En estos días de fastos me ha venido a la memoria una escena de The Crown. Recrea la boda de Isabel de Inglaterra y Felipe de Edimburgo. Sir Winston Churchill llega a la catedral acompañado de su esposa y hace el paseíllo,- revestido de toda su auctoritas-, entre impresionantes muestras de respeto y admiración de los asistentes puestos en pie; Jorge VI contempla sonriente; se lo merecía. La cinta refleja también el momento en el que Winston, desde un lugar reservado, manifiesta en voz alta su contrariedad por el matrimonio; tenía derecho.
La escena me llevó a unas palabras de la primera ministra de Escocia, Nicola Sturgeon, con ocasión de la suspensión del Parlamento británico por Boris Johnson. Ante las críticas a Isabel II por su papel constitucional, la lideresa independentista sostuvo: soy republicana y no tengo nada que reprochar a la Reina, lo que podemos hacer los republicanos es mejorar para que pase desapercibida por innecesaria.
El aplauso es una manifestación de aprobación o entusiasmo hacia una persona o causa, mediante el palmoteo, es decir, chocando una con la otra, las palmas de las manos, así lo dice el diccionario de la RAE.
En ningún caso tiene que ver con el respeto debido ni con su falta. Crecí en una cultura en la que los silencios son más sonoros que los aplausos, valen para expresar discrepancias con respeto, sin dejar uno de ser respetado por ello.

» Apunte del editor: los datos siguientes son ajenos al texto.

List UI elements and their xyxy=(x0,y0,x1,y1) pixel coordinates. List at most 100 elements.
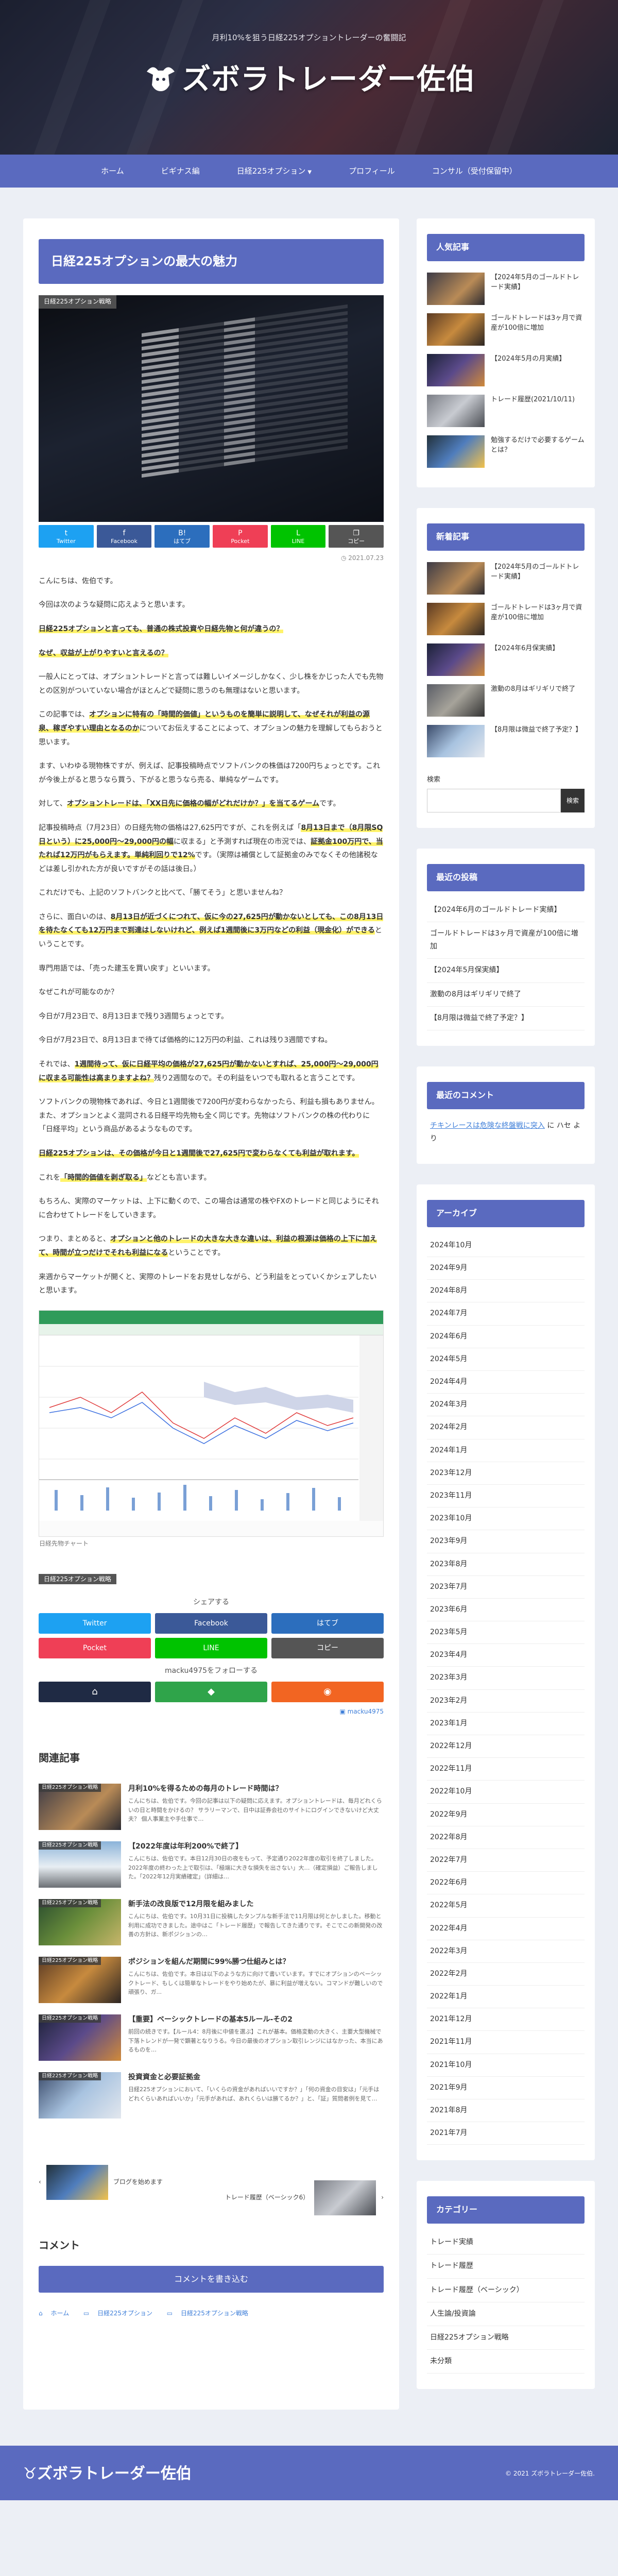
related-thumbnail[interactable]: 日経225オプション戦略 xyxy=(39,2014,121,2061)
related-thumbnail[interactable]: 日経225オプション戦略 xyxy=(39,1783,121,1830)
share-line-button[interactable]: L LINE xyxy=(270,525,326,548)
recent-post-link[interactable]: 【2024年6月のゴールドトレード実績】 xyxy=(427,899,585,922)
eyecatch-category-label[interactable]: 日経225オプション戦略 xyxy=(39,295,116,309)
nav-item-profile[interactable]: プロフィール xyxy=(330,155,414,188)
archive-link[interactable]: 2022年12月 xyxy=(427,1735,585,1758)
new-post-item[interactable]: 激動の8月はギリギリで終了 xyxy=(427,680,585,721)
archive-link[interactable]: 2023年1月 xyxy=(427,1713,585,1735)
share-hatena-button[interactable]: はてブ xyxy=(271,1613,384,1634)
share-pocket-button[interactable]: P Pocket xyxy=(213,525,268,548)
breadcrumb-item[interactable]: ⌂ ホーム xyxy=(39,2310,75,2317)
archive-link[interactable]: 2024年7月 xyxy=(427,1302,585,1326)
archive-link[interactable]: 2021年7月 xyxy=(427,2122,585,2145)
new-post-item[interactable]: ゴールドトレードは3ヶ月で資産が100倍に増加 xyxy=(427,599,585,639)
archive-link[interactable]: 2024年6月 xyxy=(427,1326,585,1348)
nav-item-beginner[interactable]: ビギナス編 xyxy=(143,155,218,188)
category-tag[interactable]: 日経225オプション戦略 xyxy=(39,1573,116,1584)
follow-home-button[interactable]: ⌂ xyxy=(39,1682,151,1703)
related-thumbnail[interactable]: 日経225オプション戦略 xyxy=(39,1841,121,1888)
nav-item-consult[interactable]: コンサル（受付保留中） xyxy=(414,155,536,188)
archive-link[interactable]: 2023年8月 xyxy=(427,1553,585,1576)
popular-post-item[interactable]: 【2024年5月の月実績】 xyxy=(427,350,585,391)
share-twitter-button[interactable]: t Twitter xyxy=(39,525,94,548)
new-post-item[interactable]: 【2024年5月のゴールドトレード実績】 xyxy=(427,558,585,599)
archive-link[interactable]: 2023年10月 xyxy=(427,1507,585,1531)
archive-link[interactable]: 2021年11月 xyxy=(427,2031,585,2054)
archive-link[interactable]: 2023年7月 xyxy=(427,1576,585,1599)
share-hatena-button[interactable]: B! はてブ xyxy=(154,525,210,548)
follow-feedly-button[interactable]: ◆ xyxy=(155,1682,267,1703)
archive-link[interactable]: 2024年8月 xyxy=(427,1280,585,1303)
nav-item-nikkei225[interactable]: 日経225オプション ▼ xyxy=(218,155,330,188)
share-facebook-button[interactable]: f Facebook xyxy=(96,525,152,548)
category-link[interactable]: トレード履歴（ベーシック） xyxy=(427,2279,585,2302)
archive-link[interactable]: 2022年11月 xyxy=(427,1758,585,1781)
site-logo[interactable]: ズボラトレーダー佐伯 xyxy=(0,54,618,106)
recent-comment-link[interactable]: チキンレースは危険な終盤戦に突入 xyxy=(430,1122,545,1130)
related-post[interactable]: 日経225オプション戦略 【2022年度は年利200%で終了】 こんにちは、佐伯で… xyxy=(39,1841,384,1888)
popular-post-item[interactable]: トレード履歴(2021/10/11) xyxy=(427,391,585,431)
archive-link[interactable]: 2023年6月 xyxy=(427,1599,585,1622)
next-post-link[interactable]: トレード履歴（ベーシック6） › xyxy=(225,2180,384,2215)
share-line-button[interactable]: LINE xyxy=(155,1638,267,1659)
share-facebook-button[interactable]: Facebook xyxy=(155,1613,267,1634)
archive-link[interactable]: 2022年10月 xyxy=(427,1781,585,1804)
archive-link[interactable]: 2022年6月 xyxy=(427,1872,585,1895)
related-post[interactable]: 日経225オプション戦略 【重要】ベーシックトレードの基本5ルール‐その2 前回の… xyxy=(39,2014,384,2061)
footer-logo[interactable]: ♉ズボラトレーダー佐伯 xyxy=(23,2460,192,2488)
popular-post-item[interactable]: ゴールドトレードは3ヶ月で資産が100倍に増加 xyxy=(427,309,585,350)
archive-link[interactable]: 2022年2月 xyxy=(427,1963,585,1986)
popular-post-item[interactable]: 【2024年5月のゴールドトレード実績】 xyxy=(427,268,585,309)
share-twitter-button[interactable]: Twitter xyxy=(39,1613,151,1634)
share-pocket-button[interactable]: Pocket xyxy=(39,1638,151,1659)
recent-post-link[interactable]: 【8月限は微益で終了予定？】 xyxy=(427,1007,585,1030)
archive-link[interactable]: 2022年1月 xyxy=(427,1986,585,2009)
follow-rss-button[interactable]: ◉ xyxy=(271,1682,384,1703)
prev-post-link[interactable]: ‹ ブログを始めます xyxy=(39,2149,197,2215)
search-button[interactable]: 検索 xyxy=(561,788,585,812)
category-link[interactable]: 人生論/投資論 xyxy=(427,2302,585,2326)
archive-link[interactable]: 2022年9月 xyxy=(427,1804,585,1826)
archive-link[interactable]: 2021年9月 xyxy=(427,2077,585,2099)
archive-link[interactable]: 2021年12月 xyxy=(427,2008,585,2031)
archive-link[interactable]: 2024年3月 xyxy=(427,1394,585,1417)
recent-post-link[interactable]: 激動の8月はギリギリで終了 xyxy=(427,983,585,1007)
related-post[interactable]: 日経225オプション戦略 月利10%を得るための毎月のトレード時間は？ こんにちは… xyxy=(39,1783,384,1830)
archive-link[interactable]: 2024年5月 xyxy=(427,1348,585,1371)
archive-link[interactable]: 2024年10月 xyxy=(427,1234,585,1258)
search-input[interactable] xyxy=(427,788,561,812)
related-thumbnail[interactable]: 日経225オプション戦略 xyxy=(39,1956,121,2003)
related-post[interactable]: 日経225オプション戦略 投資資金と必要証拠金 日経225オプションにおいて、「い… xyxy=(39,2072,384,2119)
author-link[interactable]: ▣ macku4975 xyxy=(39,1706,384,1718)
archive-link[interactable]: 2023年2月 xyxy=(427,1690,585,1713)
archive-link[interactable]: 2022年3月 xyxy=(427,1940,585,1963)
archive-link[interactable]: 2023年11月 xyxy=(427,1485,585,1508)
archive-link[interactable]: 2022年7月 xyxy=(427,1849,585,1872)
archive-link[interactable]: 2023年5月 xyxy=(427,1621,585,1645)
recent-post-link[interactable]: 【2024年5月保実績】 xyxy=(427,959,585,983)
new-post-item[interactable]: 【8月限は微益で終了予定？】 xyxy=(427,721,585,761)
archive-link[interactable]: 2022年8月 xyxy=(427,1826,585,1849)
popular-post-item[interactable]: 勉強するだけで必要するゲームとは？ xyxy=(427,431,585,472)
copy-link-button[interactable]: コピー xyxy=(271,1638,384,1659)
archive-link[interactable]: 2023年3月 xyxy=(427,1667,585,1690)
nav-item-home[interactable]: ホーム xyxy=(82,155,143,188)
copy-link-button[interactable]: ❐ コピー xyxy=(329,525,384,548)
new-post-item[interactable]: 【2024年6月保実績】 xyxy=(427,639,585,680)
archive-link[interactable]: 2024年1月 xyxy=(427,1439,585,1462)
related-post[interactable]: 日経225オプション戦略 ポジションを組んだ期間に99%勝つ仕組みとは？ こんにち… xyxy=(39,1956,384,2003)
recent-post-link[interactable]: ゴールドトレードは3ヶ月で資産が100倍に増加 xyxy=(427,922,585,959)
related-thumbnail[interactable]: 日経225オプション戦略 xyxy=(39,2072,121,2119)
archive-link[interactable]: 2024年2月 xyxy=(427,1416,585,1439)
archive-link[interactable]: 2023年4月 xyxy=(427,1644,585,1667)
category-link[interactable]: トレード実績 xyxy=(427,2231,585,2255)
category-link[interactable]: 日経225オプション戦略 xyxy=(427,2326,585,2350)
category-link[interactable]: 未分類 xyxy=(427,2350,585,2374)
archive-link[interactable]: 2024年9月 xyxy=(427,1257,585,1280)
archive-link[interactable]: 2023年9月 xyxy=(427,1530,585,1553)
archive-link[interactable]: 2021年8月 xyxy=(427,2099,585,2123)
archive-link[interactable]: 2024年4月 xyxy=(427,1371,585,1394)
related-thumbnail[interactable]: 日経225オプション戦略 xyxy=(39,1899,121,1945)
breadcrumb-item[interactable]: ▭ 日経225オプション xyxy=(83,2310,159,2317)
category-link[interactable]: トレード履歴 xyxy=(427,2255,585,2279)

Es verdad que en el universo taurino, tan romano como mi ciudad, en el grado de triunfos, la ovación ocupa un lugar menor, a falta de méritos superiores. Mejora algo con una o dos vueltas al ruedo, un desfile o alarde ante el respetable.
En Roma, la ovación estaba reservada a aquellos que no merecían triunfos, reconocidos y sufragados por el Senado. Los triunfos,-apenas la ovación-, servían para ameritar en la carrera política pero no bastaban, había que ganar unos comicios para poder acceder al consulado. Eso en tiempos republicanos, luego de los Idus de Marzo, las coronas de laurel se tornaron de oro y los emperadores prescindieron de méritos triunfales y comicios. No necesitaban ni de éstos ni del Senado, los aplausos estaban garantizados, enlatados diría hoy, Cicerón.
La mejor manera de reconocer a la jefatura del Estado consiste en no esperar más de ella que lo que escrupulosamente le reserva la Constitución; esperar de más es tener de menos a la propia Carta Magna, atribuir responsabilidades que no son propias de tan alta magistratura, la compromete inútilmente. Los vivas pertenecen a estados de entusiasmo escénico y reverencial, a tics antiguos o espasmos emocionales, no a una necesidad vital de las instituciones democráticas que no requieren de más ánimo que la voluntad democrática del pueblo, ni más tutela, siquiera simbólica, que el justo equilibrio de los poderes del Estado.
Las democracias modernas no miden su fortaleza por aplausos o vivas, -ni prueban la educación o elegancia de sus señorías-. Tampoco la de los jefes de Estado, cuya legitimidad de origen está en las urnas o está, de ejercicio, en el neutral y honesto desempeño de su función constitucional.